Audio commentary (with Director Rick Thorne and actor Kyla Pratt): A track that’s just as light and fluffy as you would expect, with Director Thorne getting my “Everyone is wonderful” Ass Kissing of the Year Award, as he throws around compliments like “loved her to death” and “gave life to this part that I just adore.” And it’s obvious that Thorne and Pratt are not in the same recording session, as Pratt sounds like she’s talking through a Styrofoam cup with a string attached. (And that’s the most interesting thing about her track!) Anyone who voluntarily listens to this thing needs psychiatric help! (Or at the very least, a girlfriend!)
Making Of Dr. Dolittle 3 (16:25): Of all the DVD featurettes to get my no film footage rule right, why did it have to be for this film? Yep, there is everything a fan of this film could ever want, stories and antics from the set, interviews, and a fat guy chasing a pig. If this film is your cup of tea, you’re gonna be in hog heaven!
Growing Up Dolittle (8:05): A look at Maya growing up through the various DR. DOLITTLE films, from a small sprout age 9 to talkative teen age 19. (And she loves everybody!) Though probably not a good thing to show scenes from the other films, as it may make fans scream for MIA Eddie! (Maybe he didn’t suck so badly after all!)
Plus there is a DR. DOLITTLE 3 TV Spot and a Trailer for the film LITTLE MANHATTAN.

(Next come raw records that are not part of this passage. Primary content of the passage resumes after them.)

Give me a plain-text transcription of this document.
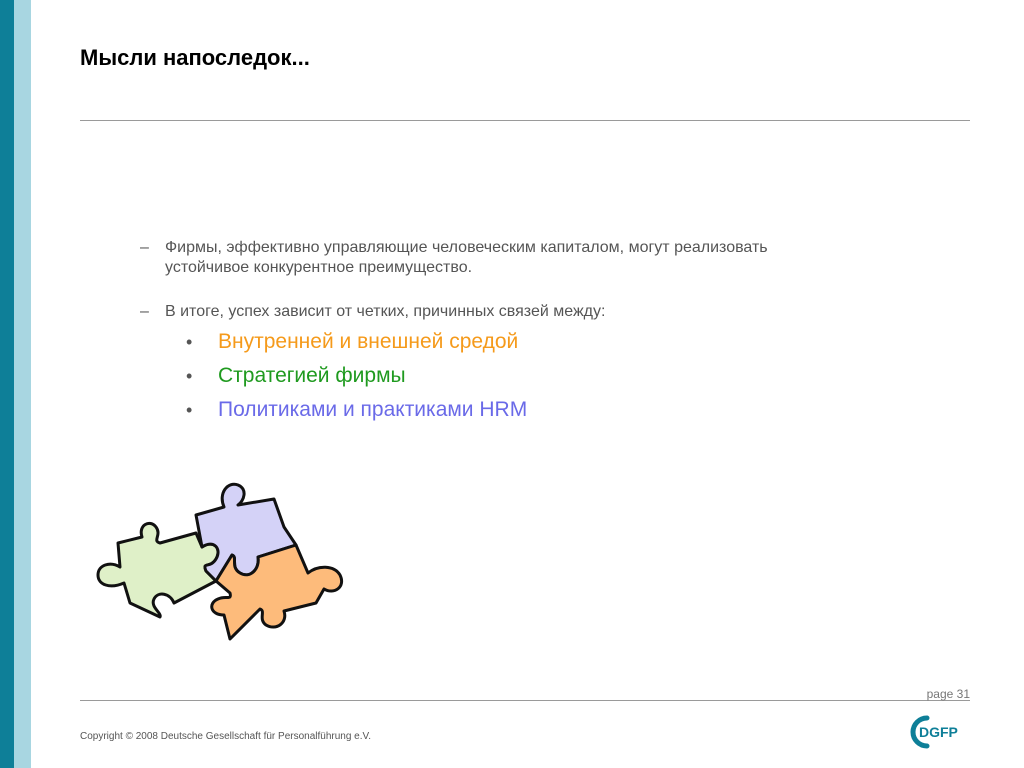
Мысли напоследок...
– Фирмы, эффективно управляющие человеческим капиталом, могут реализовать устойчивое конкурентное преимущество.
– В итоге, успех зависит от четких, причинных связей между:
• Внутренней и внешней средой
• Стратегией фирмы
• Политиками и практиками HRM
page 31
Copyright © 2008 Deutsche Gesellschaft für Personalführung e.V.	DGFP
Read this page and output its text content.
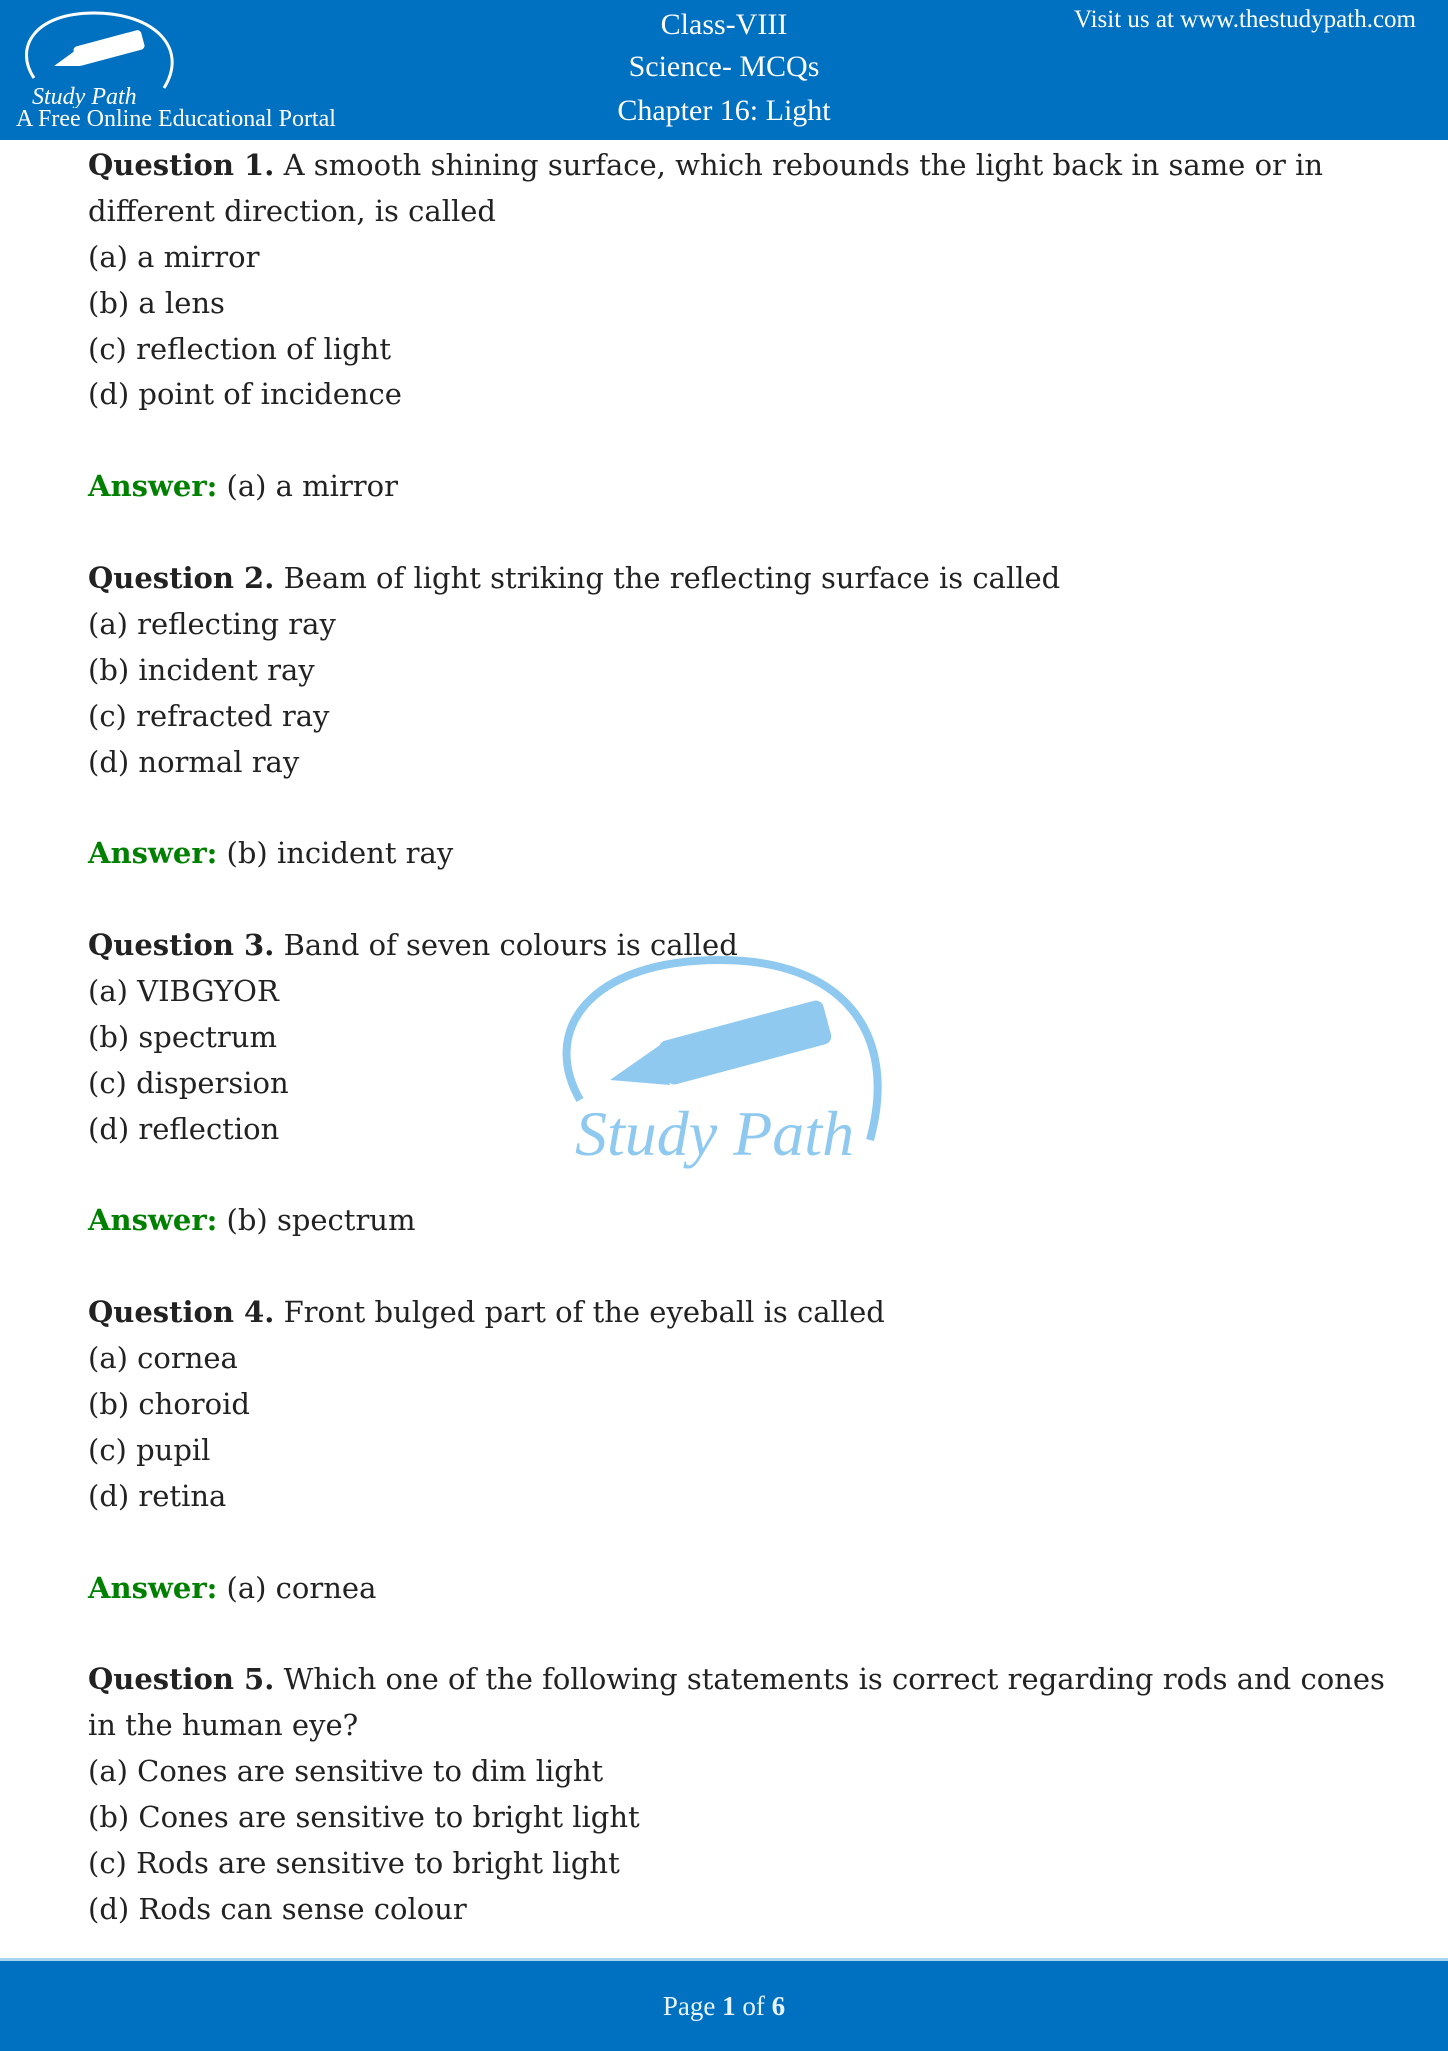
Study Path
A Free Online Educational Portal
Class-VIII
Science- MCQs
Chapter 16: Light
Visit us at www.thestudypath.com
Study Path
Question 1. A smooth shining surface, which rebounds the light back in same or in
different direction, is called
(a) a mirror
(b) a lens
(c) reflection of light
(d) point of incidence
Answer: (a) a mirror
Question 2. Beam of light striking the reflecting surface is called
(a) reflecting ray
(b) incident ray
(c) refracted ray
(d) normal ray
Answer: (b) incident ray
Question 3. Band of seven colours is called
(a) VIBGYOR
(b) spectrum
(c) dispersion
(d) reflection
Answer: (b) spectrum
Question 4. Front bulged part of the eyeball is called
(a) cornea
(b) choroid
(c) pupil
(d) retina
Answer: (a) cornea
Question 5. Which one of the following statements is correct regarding rods and cones
in the human eye?
(a) Cones are sensitive to dim light
(b) Cones are sensitive to bright light
(c) Rods are sensitive to bright light
(d) Rods can sense colour
Page 1 of 6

If all the animals in this film - the dog, the horse, the monkey, the rooster, the ducks and the even the sassy pig – took one steaming, festering, fly attracting monster dump, it still wouldn’t smell as bad as this sad excuse for celluloid. My question is did this film need to be made? In fact, whose idea was it to revive this series? Have family films reached an all new saturation level that we need to be subjected to this trite? Let me put it this way - when I can tell just from his reading that actor Norm MacDonald, who voiced the dog Lucky in all three films, did this outing strictly for the paycheck, there’s a big problem. Some things should just be left well enough alone. Hey, I understand that the need for CPR and mouth to mouth, but a really good doctor knows when to pull the plug.